Portanto, acredita-se que os princípios da boa cidade e do Bem Viver precisam ser explicitados de forma a dar sentido as imensas manifestações de rebeldia e inconformismo das cidades. A cidade deve encontrar uma série de princípios gerais, que sintetizam a busca da promoção de uma maior equidade de rendas e oportunidades, um território urbano onde está universalizado o acesso às infraestruturas urbanas e as oportunidades é o objetivo maior. Por outro lado, é necessário reconhecer que precisamos enfrentar o problema urbano brasileiro reformando a cidade existente, promovendo ajustes em seus sistemas já instalados de forma a beneficiar a todos, e não apenas uma minoria privilegiada. Nesse sentido torna-se fundamental radicalizar as práticas democráticas, indo além da mera representação parlamentar, mas instituindo práticas cotidianas diretas de regulação dos orçamentos, planos e projetos. Busca-se portanto formular um conjunto de princípios norteadores para as cidades brasileiras, que precisam transformar o modo como vêm sendo construídas, para tanto, sugere-se priorizar quatro proposições objetivas:

1.     A Cidade deve ser compacta e densa, evitando-se a dispersão interminável e enfatizando-se o papel aglutinador do antigo centro histórico.
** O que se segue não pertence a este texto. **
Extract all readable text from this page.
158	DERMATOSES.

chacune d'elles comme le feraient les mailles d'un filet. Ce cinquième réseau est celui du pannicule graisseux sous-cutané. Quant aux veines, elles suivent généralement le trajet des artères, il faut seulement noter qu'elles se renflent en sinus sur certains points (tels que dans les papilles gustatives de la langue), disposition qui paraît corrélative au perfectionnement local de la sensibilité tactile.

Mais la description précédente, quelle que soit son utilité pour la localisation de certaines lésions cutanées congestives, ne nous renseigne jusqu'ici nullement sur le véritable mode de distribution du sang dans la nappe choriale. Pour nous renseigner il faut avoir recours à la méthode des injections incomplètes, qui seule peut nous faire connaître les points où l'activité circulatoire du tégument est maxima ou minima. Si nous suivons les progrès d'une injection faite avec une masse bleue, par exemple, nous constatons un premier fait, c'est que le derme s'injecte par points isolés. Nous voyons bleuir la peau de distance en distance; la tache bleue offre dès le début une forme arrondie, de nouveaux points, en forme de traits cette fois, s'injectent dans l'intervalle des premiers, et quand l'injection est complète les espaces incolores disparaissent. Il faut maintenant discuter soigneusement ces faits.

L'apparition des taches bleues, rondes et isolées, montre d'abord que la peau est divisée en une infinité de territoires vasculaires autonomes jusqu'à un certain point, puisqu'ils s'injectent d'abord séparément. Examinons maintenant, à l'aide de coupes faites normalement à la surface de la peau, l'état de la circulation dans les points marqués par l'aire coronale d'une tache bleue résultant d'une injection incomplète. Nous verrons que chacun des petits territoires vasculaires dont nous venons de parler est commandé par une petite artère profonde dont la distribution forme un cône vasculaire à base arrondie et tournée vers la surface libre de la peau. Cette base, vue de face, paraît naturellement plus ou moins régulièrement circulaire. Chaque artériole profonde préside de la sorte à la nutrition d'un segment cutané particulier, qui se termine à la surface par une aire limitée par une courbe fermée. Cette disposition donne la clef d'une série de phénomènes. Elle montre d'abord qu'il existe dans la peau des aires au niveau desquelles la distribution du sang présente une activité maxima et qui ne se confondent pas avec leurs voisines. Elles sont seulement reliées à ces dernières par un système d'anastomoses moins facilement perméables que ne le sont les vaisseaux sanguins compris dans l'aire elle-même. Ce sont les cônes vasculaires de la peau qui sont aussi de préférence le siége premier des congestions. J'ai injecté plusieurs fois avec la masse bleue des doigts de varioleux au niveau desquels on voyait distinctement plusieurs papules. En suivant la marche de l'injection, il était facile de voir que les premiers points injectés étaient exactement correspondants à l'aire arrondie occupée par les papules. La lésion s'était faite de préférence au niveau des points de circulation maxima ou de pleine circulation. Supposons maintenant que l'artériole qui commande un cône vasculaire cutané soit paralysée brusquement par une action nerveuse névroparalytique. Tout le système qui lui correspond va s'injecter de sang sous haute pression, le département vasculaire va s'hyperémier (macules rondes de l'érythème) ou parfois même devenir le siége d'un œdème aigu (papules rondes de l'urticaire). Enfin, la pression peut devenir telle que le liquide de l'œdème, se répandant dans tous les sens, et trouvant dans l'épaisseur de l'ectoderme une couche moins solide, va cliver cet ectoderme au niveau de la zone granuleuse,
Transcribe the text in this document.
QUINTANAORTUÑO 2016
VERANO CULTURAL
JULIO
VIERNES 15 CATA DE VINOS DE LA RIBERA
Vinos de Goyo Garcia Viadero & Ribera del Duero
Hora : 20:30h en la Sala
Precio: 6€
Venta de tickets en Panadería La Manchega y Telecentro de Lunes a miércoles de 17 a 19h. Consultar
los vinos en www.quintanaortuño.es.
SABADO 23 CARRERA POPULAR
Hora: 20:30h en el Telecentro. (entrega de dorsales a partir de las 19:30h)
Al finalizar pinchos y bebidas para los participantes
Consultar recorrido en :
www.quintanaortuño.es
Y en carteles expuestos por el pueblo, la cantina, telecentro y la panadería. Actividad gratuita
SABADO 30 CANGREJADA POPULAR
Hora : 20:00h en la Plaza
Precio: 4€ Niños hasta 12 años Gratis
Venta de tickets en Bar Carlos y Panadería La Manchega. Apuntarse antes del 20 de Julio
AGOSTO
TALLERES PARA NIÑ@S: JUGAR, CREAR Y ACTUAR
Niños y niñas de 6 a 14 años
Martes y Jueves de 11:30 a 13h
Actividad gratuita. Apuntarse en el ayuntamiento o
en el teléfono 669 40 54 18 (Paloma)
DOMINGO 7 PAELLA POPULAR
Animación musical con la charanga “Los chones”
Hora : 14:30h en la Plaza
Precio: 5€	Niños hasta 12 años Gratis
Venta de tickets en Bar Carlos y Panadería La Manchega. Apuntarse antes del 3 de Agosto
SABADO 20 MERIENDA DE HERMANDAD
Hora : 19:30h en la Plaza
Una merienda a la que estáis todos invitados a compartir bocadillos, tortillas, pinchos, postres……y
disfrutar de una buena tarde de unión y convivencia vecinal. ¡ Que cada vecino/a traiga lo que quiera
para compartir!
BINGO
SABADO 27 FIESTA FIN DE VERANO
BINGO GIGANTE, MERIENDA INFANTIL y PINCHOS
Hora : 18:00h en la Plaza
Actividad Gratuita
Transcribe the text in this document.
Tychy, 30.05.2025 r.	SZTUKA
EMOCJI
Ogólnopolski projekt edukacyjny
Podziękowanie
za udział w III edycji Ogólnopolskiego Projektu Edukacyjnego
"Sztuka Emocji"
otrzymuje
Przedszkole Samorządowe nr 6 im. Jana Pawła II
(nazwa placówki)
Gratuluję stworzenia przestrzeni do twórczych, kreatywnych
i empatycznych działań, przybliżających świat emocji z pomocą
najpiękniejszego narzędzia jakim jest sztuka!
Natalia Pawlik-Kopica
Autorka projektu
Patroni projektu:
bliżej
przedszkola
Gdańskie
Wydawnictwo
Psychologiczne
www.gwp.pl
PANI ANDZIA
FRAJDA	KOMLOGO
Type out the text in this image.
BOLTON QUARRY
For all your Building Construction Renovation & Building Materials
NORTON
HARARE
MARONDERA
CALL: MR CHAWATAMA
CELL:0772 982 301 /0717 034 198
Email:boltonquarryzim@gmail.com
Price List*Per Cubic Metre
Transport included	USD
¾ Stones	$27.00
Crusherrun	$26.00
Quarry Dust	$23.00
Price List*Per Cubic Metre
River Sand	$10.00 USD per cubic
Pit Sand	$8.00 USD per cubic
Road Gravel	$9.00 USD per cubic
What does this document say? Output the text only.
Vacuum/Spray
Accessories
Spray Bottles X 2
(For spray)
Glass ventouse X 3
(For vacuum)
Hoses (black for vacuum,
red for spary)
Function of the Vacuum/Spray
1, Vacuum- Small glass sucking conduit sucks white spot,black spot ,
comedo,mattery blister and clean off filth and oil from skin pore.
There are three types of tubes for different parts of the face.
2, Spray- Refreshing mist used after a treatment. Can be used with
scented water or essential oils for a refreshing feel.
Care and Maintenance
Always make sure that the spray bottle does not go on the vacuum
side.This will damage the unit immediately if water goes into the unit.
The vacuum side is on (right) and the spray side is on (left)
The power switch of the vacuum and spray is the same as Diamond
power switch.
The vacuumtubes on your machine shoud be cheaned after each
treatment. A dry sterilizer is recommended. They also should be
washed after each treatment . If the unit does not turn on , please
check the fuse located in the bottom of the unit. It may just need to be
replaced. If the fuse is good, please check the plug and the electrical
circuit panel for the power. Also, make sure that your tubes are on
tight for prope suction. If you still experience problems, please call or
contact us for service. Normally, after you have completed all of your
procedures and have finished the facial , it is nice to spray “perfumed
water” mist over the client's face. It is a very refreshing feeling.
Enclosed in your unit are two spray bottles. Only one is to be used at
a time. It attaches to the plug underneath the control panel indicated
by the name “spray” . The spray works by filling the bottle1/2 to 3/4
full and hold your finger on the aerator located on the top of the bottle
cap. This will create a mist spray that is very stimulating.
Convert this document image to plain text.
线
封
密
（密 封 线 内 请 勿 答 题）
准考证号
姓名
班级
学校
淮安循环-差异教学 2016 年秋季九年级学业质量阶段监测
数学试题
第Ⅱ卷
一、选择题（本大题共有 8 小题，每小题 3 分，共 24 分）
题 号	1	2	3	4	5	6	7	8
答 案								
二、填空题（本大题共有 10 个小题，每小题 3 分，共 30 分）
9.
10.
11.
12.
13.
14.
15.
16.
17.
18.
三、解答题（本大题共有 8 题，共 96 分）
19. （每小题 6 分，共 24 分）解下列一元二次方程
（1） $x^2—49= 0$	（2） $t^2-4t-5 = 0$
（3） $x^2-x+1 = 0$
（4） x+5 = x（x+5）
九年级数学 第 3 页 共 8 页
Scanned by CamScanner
Os instrumentos contidos no Estatuto das Cidades devem ser operados no sentido da preservação de seu contínuo construído, regulando o Direito de Propriedade;

2.     A Cidade deve ser lugar da convivência da diversidade de classes e de usos, evitando-se os guetos de ricos e pobres e a monofuncionalidade. A promoção da urbanização de favelas e a busca de sua integração aos tecidos dos bairros adjacentes deve reforçar o esforço de inserção social de todos seus estamentos e classes, utilizando-se inclusive dos sistemas de transportes sistêmicos para enfatizar sua reinserção;

3.     A Cidade deve ter mobilidade efetiva para todos, evitando-se a exclusão determinada pela ineficiência ou tarifação alta dos sistemas de transporte coletivo. As parcelas precarizadas da nossa população devem ter acesso ao passe livre reivindicado, permitindo o acesso amplo a diversidade de oportunidades que nossa cidades criam;

4.        A Cidade deve ampliar o reconhecimento da ecologia e dos biomas naturais locais, construindo-se melhor relação com a natureza, permitindo uma apropriação social ampla dos ecossistemas e fomentando sua expansão e convivência com o mundo artificializado do humano. Devem ser implantadas obras e transformações que promovam maior ajuste entre a vida urbana e a natureza, se adequando principalmente as chuvas tropicais de maior intensidade.